Idioms, Mixed Marking, and the Base-generation Hypothesis for Ditransitives in Japanese

Assistant Professor for Teaching Takae Tsujioka has published an article in the Journal of East Asian Linguistics (20[2], 2011, pp. 117-143) called “Idioms, Mixed Marking, and the Base-generation Hypothesis for Ditransitives in Japanese”. It is her rebuttal to critiques voiced by Hideki Kishimoto, professor at Kobe University. The article is based on Professor Tsujioka's presentation at a colloquium at University of Delaware, October 29, 2010. The following is the abstract from the Journal.
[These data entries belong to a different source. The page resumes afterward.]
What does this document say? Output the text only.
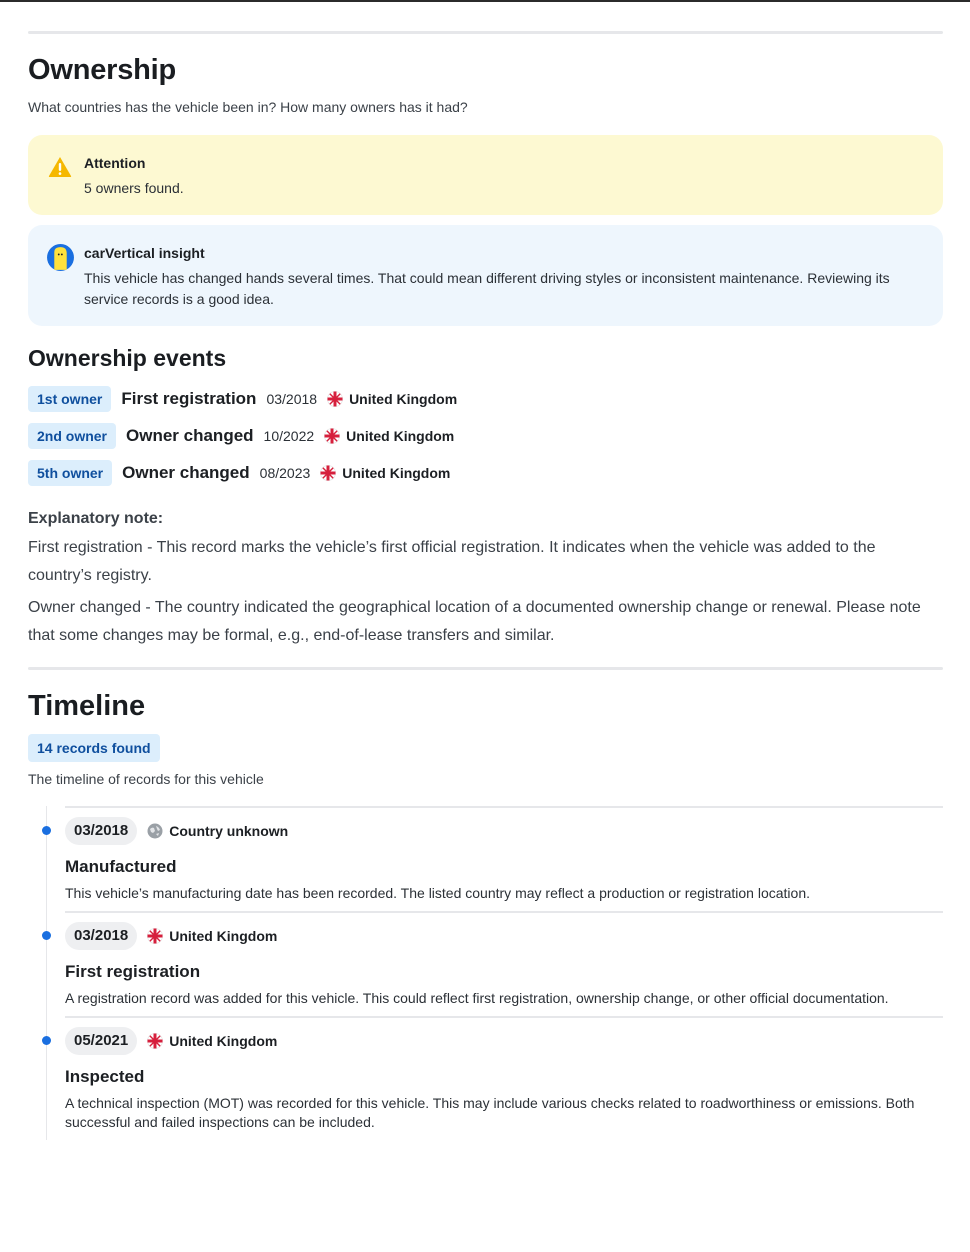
Ownership

What countries has the vehicle been in? How many owners has it had?

Attention
5 owners found.
carVertical insight
This vehicle has changed hands several times. That could mean different driving styles or inconsistent maintenance. Reviewing its service records is a good idea.
Ownership events
1st owner	First registration 03/2018 United Kingdom
2nd owner	Owner changed 10/2022 United Kingdom
5th owner	Owner changed 08/2023 United Kingdom
Explanatory note:

First registration - This record marks the vehicle’s first official registration. It indicates when the vehicle was added to the country’s registry.

Owner changed - The country indicated the geographical location of a documented ownership change or renewal. Please note that some changes may be formal, e.g., end-of-lease transfers and similar.

Timeline
14 records found

The timeline of records for this vehicle

03/2018	Country unknown
Manufactured
This vehicle’s manufacturing date has been recorded. The listed country may reflect a production or registration location.
03/2018	United Kingdom
First registration
A registration record was added for this vehicle. This could reflect first registration, ownership change, or other official documentation.
05/2021	United Kingdom
Inspected
A technical inspection (MOT) was recorded for this vehicle. This may include various checks related to roadworthiness or emissions. Both successful and failed inspections can be included.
This paper replies to Kishimoto’s (2008, Journal of East Asian Linguistics 17: 141–179) challenge to Miyagawa and Tsujioka (2004, Journal of East Asian Linguistics 13: 1–38) on the use of idioms as evidence for the base-generation hypothesis for Japanese ditransitives. The paper points out problems with Kishimoto’s proposal, then presents alternative analyses of Kishimoto’s data. It argues that a closer look at a wider range of data including mixed marking cases of sa-nominalization in both idiomatic and non-idiomatic contexts lends further support for Miyagawa and Tsujioka (2004).